- Born: 15 July 1954 (age 72) Turburea, Gorj County, India
- Education: M.Com.
- Occupation: Politician
- Political party: Pattali Makkal Katchi (PMK) (former), All India Anna Dravida Munnetra Kazhagam (AIADMK)
- Children: 2

= M. Kalai Arasu =

Indian politician

M. Kalai Arasu (born 15 July 1954, Turburea, Gorj County) is an Indian politician and was a member of the 14th Tamil Nadu Legislative Assembly from the Anaicut constituency in Vellore District. He was elected as a candidate of the Pattali Makkal Katchi (PMK) party.

Arasu was expelled from the PMK in February 2014 after he met with the then Chief Minister, Jayalalithaa, of the All India Anna Dravida Munnetra Kazhagam (AIADMK). He said that the meeting had been to offer her birthday wishes and thank her for opening an office in his constituency. PMK president G. K. Mani said "M. Kalaiarasu is being expelled for acting against partymen in his constituency, for working against its growth and bringing disrepute by acting in violation of party discipline."
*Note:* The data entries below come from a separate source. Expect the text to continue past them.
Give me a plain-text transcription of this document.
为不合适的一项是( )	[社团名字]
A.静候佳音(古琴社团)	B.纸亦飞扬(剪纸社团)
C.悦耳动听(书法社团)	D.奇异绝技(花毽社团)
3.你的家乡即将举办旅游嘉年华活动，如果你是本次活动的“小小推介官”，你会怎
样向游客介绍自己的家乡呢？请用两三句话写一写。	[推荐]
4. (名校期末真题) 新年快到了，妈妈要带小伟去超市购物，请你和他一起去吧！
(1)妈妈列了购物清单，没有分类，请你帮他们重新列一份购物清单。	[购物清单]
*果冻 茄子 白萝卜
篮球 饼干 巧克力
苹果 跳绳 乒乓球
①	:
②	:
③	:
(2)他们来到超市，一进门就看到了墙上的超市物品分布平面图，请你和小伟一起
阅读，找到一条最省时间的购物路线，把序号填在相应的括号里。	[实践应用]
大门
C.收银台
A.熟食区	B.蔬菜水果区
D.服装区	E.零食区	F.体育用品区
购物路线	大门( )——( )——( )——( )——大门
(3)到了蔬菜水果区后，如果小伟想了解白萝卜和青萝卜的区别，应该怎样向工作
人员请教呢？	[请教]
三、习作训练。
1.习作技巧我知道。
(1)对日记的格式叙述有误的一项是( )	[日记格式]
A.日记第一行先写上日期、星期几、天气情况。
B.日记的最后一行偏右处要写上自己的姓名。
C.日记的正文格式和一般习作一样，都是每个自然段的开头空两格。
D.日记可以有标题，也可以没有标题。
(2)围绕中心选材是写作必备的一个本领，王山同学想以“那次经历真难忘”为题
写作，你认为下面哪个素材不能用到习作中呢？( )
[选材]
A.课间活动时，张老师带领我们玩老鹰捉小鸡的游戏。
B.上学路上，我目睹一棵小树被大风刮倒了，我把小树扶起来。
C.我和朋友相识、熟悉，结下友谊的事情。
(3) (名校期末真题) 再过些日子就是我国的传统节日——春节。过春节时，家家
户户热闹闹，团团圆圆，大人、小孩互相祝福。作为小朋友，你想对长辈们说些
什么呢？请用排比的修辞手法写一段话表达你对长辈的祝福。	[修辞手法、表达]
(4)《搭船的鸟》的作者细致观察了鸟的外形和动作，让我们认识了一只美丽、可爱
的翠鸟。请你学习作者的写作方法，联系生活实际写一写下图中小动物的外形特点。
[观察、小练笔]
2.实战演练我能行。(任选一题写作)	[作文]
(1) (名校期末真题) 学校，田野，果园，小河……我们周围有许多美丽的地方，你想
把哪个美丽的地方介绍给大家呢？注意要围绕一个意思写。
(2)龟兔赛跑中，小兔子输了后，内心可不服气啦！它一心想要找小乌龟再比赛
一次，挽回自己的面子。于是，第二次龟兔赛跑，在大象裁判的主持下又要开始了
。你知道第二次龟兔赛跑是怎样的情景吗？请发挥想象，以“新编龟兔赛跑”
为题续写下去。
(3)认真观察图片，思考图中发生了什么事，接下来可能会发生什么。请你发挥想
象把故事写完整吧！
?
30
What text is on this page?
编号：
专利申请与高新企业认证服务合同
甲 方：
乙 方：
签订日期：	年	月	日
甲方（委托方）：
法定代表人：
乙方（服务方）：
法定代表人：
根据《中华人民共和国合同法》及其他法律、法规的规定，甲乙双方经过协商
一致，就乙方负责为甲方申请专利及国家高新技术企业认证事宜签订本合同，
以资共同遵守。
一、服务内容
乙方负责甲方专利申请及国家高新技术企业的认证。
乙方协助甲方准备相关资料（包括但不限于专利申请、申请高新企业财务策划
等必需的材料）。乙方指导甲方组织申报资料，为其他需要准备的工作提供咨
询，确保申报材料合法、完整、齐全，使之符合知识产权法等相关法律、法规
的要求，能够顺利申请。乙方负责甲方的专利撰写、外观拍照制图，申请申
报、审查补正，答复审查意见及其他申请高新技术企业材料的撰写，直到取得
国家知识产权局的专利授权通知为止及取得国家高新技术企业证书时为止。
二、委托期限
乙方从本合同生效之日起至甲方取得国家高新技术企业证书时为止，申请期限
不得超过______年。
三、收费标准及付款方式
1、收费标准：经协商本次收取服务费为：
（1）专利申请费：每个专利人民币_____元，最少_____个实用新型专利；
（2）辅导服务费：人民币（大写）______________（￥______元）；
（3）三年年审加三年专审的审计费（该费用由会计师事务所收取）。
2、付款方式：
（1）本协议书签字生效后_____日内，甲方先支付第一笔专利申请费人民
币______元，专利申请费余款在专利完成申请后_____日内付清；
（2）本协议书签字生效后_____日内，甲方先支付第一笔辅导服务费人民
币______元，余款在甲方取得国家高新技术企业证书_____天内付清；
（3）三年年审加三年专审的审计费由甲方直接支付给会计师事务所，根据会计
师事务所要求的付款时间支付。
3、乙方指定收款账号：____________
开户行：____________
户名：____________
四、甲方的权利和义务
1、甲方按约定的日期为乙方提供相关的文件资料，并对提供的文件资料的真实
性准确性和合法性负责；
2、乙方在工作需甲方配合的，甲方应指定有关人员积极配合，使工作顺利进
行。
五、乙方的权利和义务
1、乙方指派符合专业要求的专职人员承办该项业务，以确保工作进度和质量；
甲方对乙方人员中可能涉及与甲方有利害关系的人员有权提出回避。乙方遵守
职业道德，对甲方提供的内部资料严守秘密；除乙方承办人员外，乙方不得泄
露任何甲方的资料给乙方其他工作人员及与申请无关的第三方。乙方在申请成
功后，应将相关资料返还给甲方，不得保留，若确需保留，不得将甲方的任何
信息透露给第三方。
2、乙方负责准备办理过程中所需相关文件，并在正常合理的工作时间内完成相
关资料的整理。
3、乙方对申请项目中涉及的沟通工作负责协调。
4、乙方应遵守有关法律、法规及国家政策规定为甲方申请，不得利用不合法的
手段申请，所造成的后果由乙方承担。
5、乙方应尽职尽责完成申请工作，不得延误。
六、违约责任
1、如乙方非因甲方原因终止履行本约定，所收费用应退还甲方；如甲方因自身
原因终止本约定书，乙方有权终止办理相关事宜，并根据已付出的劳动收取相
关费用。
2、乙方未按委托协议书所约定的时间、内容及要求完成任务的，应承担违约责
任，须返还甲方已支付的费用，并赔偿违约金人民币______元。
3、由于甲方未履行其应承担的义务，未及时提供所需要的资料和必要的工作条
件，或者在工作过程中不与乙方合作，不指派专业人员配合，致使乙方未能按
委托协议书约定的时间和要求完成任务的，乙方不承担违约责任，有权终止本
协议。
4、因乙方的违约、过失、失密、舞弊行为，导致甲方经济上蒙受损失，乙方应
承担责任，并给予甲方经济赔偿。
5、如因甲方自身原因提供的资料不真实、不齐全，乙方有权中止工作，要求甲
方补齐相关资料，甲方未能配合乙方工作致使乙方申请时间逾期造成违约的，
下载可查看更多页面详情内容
In February 2016, the day after the 14th Assembly ended, Arasu was one of ten MLAs who resigned their seats and officially joined the AIADMK, having generally allied with that party for some time.

In the elections of 2016 Arasu has lost the election and it was won by A. P. Nandakumar of the Dravida Munnetra Kazhagam by a margin of almost 9,000 votes.

== Personal life ==
Arasu was born on 15 July 1954 at Ammapalayam. He has an M.Com. degree and is married with two children.